## The Pandora Principle in statistics — and its malign converse, the ostrich

The Pandora Principle is that once you’ve considered a possible interaction or bias or confounder, you can’t un-think it. The malign converse is when people realize this and then design their studies to avoid putting themselves in a position where they have to consider some potentially important factor. For example, suppose you’re considering some policy intervention that can be done in several different ways, or conducted in several different contexts. The recommended approach is, if possible, to try out different realistic versions of the treatments in various realistic scenarios; you can then estimate an average treatment effect and also do your best to estimate variation in the effect (recognizing the difficulties inherent in that famous 1/16 efficiency ratio). An alternative, which one might call the reverse-Pandora approach, is to do a large study with just a single precise version of the treatment. This can give a cleaner estimate of the effect in that particular scenario, but to extend it to the real world will require some modeling or assumption about how the effect might vary. Going full ostrich here, one could simply carry over the estimated treatment effect from the simple experiment and not consider any variation at all. The idea would be that if you’d considered two or more flavors of treatment, you’re really have to consider the possibility of variation in effect, and propagate that into your decision making. But if you only consider one possibility, you could ostrich it and keep Pandora at bay. The ostrich approach might get you a publication and even some policy inference but it’s bad science and, I think, bad policy.

That said, there’s no easy answer, as there will always be additional possible confounding factors that you will not have be able to explore. That is, among all the scary contents of Pandora’s box, one thing that flies out is another box, and really you should open that one too . . . that’s the Cantor principle, which we encounter in so many places in statistics.

tl;dr: You can’t put Pandora back in the box. But really she shouldn’t’ve been trapped in there in the first place.

1. Shravan says:

Even if one does a two-condition study, taking all plausible sources of variability into account quickly becomes a nightmare. Shall I include trial effects, and trial:condition interactions? Surely subjects must be getting fatigued over time, or learning to strategize. Should I include the amount of alcohol they drank the night before, or the amount of sleep they had? Gender? Age? I generally ignore all these variables in my experiments because it would become a mess.

2. Kaiser says:

another advantage of the ostrich approach is the built-in defense against the replication brigade. If it doesn’t replicate, it must be because the single precise treatment wasn’t replicated precisely.

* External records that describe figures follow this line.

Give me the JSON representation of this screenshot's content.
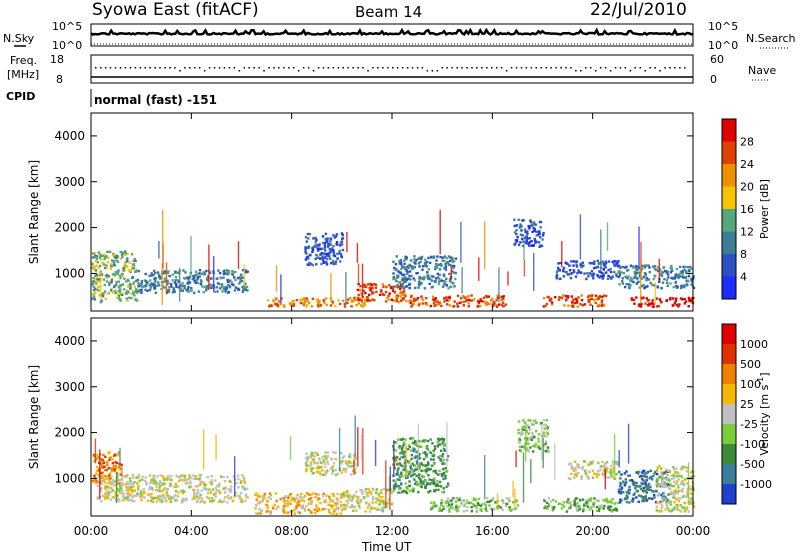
{
  "header": {
    "site": "Syowa East (fitACF)",
    "beam": "Beam 14",
    "date": "22/Jul/2010"
  },
  "top_panels": {
    "nsky_label": "N.Sky",
    "nsearch_label": "N.Search",
    "freq_label_1": "Freq.",
    "freq_label_2": "[MHz]",
    "nave_label": "Nave",
    "cpid_label": "CPID",
    "cpid_value": "normal (fast) -151",
    "noise_ticks_left": [
      "10^5",
      "10^0"
    ],
    "noise_ticks_right": [
      "10^5",
      "10^0"
    ],
    "freq_ticks": [
      "18",
      "8"
    ],
    "nave_ticks": [
      "60",
      "0"
    ]
  },
  "chart_data": [
    {
      "type": "heatmap",
      "panel": "power",
      "ylabel": "Slant Range [km]",
      "xlabel": "Time UT",
      "ylim": [
        180,
        4500
      ],
      "y_ticks": [
        1000,
        2000,
        3000,
        4000
      ],
      "x_tick_labels": [
        "00:00",
        "04:00",
        "08:00",
        "12:00",
        "16:00",
        "20:00",
        "00:00"
      ],
      "colorbar": {
        "label": "Power [dB]",
        "ticks": [
          "4",
          "8",
          "12",
          "16",
          "20",
          "24",
          "28"
        ],
        "colors": [
          "#1f2bff",
          "#2c52c2",
          "#3f7c96",
          "#56a77a",
          "#f5c400",
          "#f09000",
          "#e04000",
          "#e00000"
        ]
      },
      "echo_regions": [
        {
          "t": [
            0.0,
            1.8
          ],
          "r": [
            400,
            1500
          ],
          "level": 3
        },
        {
          "t": [
            1.8,
            6.2
          ],
          "r": [
            600,
            1100
          ],
          "level": 2
        },
        {
          "t": [
            7.0,
            11.0
          ],
          "r": [
            300,
            500
          ],
          "level": 5
        },
        {
          "t": [
            8.5,
            10.0
          ],
          "r": [
            1200,
            1900
          ],
          "level": 1
        },
        {
          "t": [
            10.5,
            12.5
          ],
          "r": [
            400,
            800
          ],
          "level": 6
        },
        {
          "t": [
            12.5,
            16.5
          ],
          "r": [
            300,
            550
          ],
          "level": 6
        },
        {
          "t": [
            12.0,
            14.5
          ],
          "r": [
            700,
            1400
          ],
          "level": 2
        },
        {
          "t": [
            16.8,
            18.0
          ],
          "r": [
            1600,
            2200
          ],
          "level": 1
        },
        {
          "t": [
            18.0,
            20.5
          ],
          "r": [
            300,
            550
          ],
          "level": 6
        },
        {
          "t": [
            18.5,
            21.0
          ],
          "r": [
            900,
            1300
          ],
          "level": 1
        },
        {
          "t": [
            21.5,
            24.0
          ],
          "r": [
            300,
            500
          ],
          "level": 7
        },
        {
          "t": [
            21.0,
            24.0
          ],
          "r": [
            700,
            1200
          ],
          "level": 2
        }
      ]
    },
    {
      "type": "heatmap",
      "panel": "velocity",
      "ylabel": "Slant Range [km]",
      "xlabel": "Time UT",
      "ylim": [
        180,
        4500
      ],
      "y_ticks": [
        1000,
        2000,
        3000,
        4000
      ],
      "x_tick_labels": [
        "00:00",
        "04:00",
        "08:00",
        "12:00",
        "16:00",
        "20:00",
        "00:00"
      ],
      "colorbar": {
        "label": "Velocity [m s",
        "label_sup": "-1",
        "label_end": "]",
        "ticks": [
          "1000",
          "500",
          "100",
          "25",
          "-25",
          "-100",
          "-500",
          "-1000"
        ],
        "colors": [
          "#2040d0",
          "#3d7d9c",
          "#3a8a3a",
          "#7acc3a",
          "#c0c0c0",
          "#f5b800",
          "#f08000",
          "#e03000",
          "#e00000"
        ]
      },
      "echo_regions": [
        {
          "t": [
            0.0,
            1.2
          ],
          "r": [
            900,
            1600
          ],
          "level": 6
        },
        {
          "t": [
            0.2,
            6.2
          ],
          "r": [
            500,
            1100
          ],
          "level": 4
        },
        {
          "t": [
            6.5,
            10.0
          ],
          "r": [
            250,
            700
          ],
          "level": 5
        },
        {
          "t": [
            8.5,
            10.5
          ],
          "r": [
            1100,
            1600
          ],
          "level": 4
        },
        {
          "t": [
            10.0,
            12.0
          ],
          "r": [
            300,
            800
          ],
          "level": 4
        },
        {
          "t": [
            12.0,
            14.2
          ],
          "r": [
            700,
            1900
          ],
          "level": 2
        },
        {
          "t": [
            13.5,
            17.0
          ],
          "r": [
            300,
            600
          ],
          "level": 3
        },
        {
          "t": [
            17.0,
            18.2
          ],
          "r": [
            1600,
            2300
          ],
          "level": 3
        },
        {
          "t": [
            18.0,
            21.0
          ],
          "r": [
            300,
            600
          ],
          "level": 3
        },
        {
          "t": [
            19.0,
            21.0
          ],
          "r": [
            1000,
            1400
          ],
          "level": 4
        },
        {
          "t": [
            21.0,
            23.0
          ],
          "r": [
            500,
            1200
          ],
          "level": 1
        },
        {
          "t": [
            22.5,
            24.0
          ],
          "r": [
            300,
            1300
          ],
          "level": 4
        }
      ]
    }
  ]
}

In some sense, the “ostrich approach” isn’t always a terrible idea.

For example, any type of engineering begins in the lab. This is a world where things can be isolated and altered in an extremely precise, controlled manner. Then one slowly begins testing more and more variety of inputs until you think it’s ready for the real world. In fact, I think you can argue almost all science advances in this manner.

Of course, it’s really important to realize the *speed* at which your knowledge advances. In the lab, you can often collect data for relatively cheap, change some parameters, collect more data, and repeat. If you’re collecting data on live subjects, the time in between tweaking situational parameters is often measured in years (i.e. the next study) rather than in days. And if your measures in isolated parameters data are very noisy…well I don’t need to preach to the choir here.

Along similar lines Paul Rosenbaum (http://www.jstor.org/stable/2676761) makes the argument that observational studies work best when they are designed to test a well-specified theory. This is how “hard” science progresses in labs (well, that’s over-simplified, but so is everything). Then external validity is less of an issue. I wonder to what extent the same argument applies to randomized experiments.
> A laboratory experiment makes no effort to draw up a frame comprising all circumstances, locations and times when the treatment might be applied and to draw a representative sample of such circumstances. Rather, the laboratory experiment examines the theory under highly unrepresentative circumstances, namely, circumstances in which sensitive, calibrated measuring instruments are used in an environment carefully freed of forces that might intrude on the experiment, in which the treatment is delivered at doses sufficient to produce dramatic effects if the theory is correct or to produce an equally dramatic absence of effect if the theory is incorrect.

Of course, we don’t just want to test theories, we also want to predict the effects of our intervention in varying circumstances, so treatment effect heterogeneity, etc., still matters. But anyway “a reader” has a good point.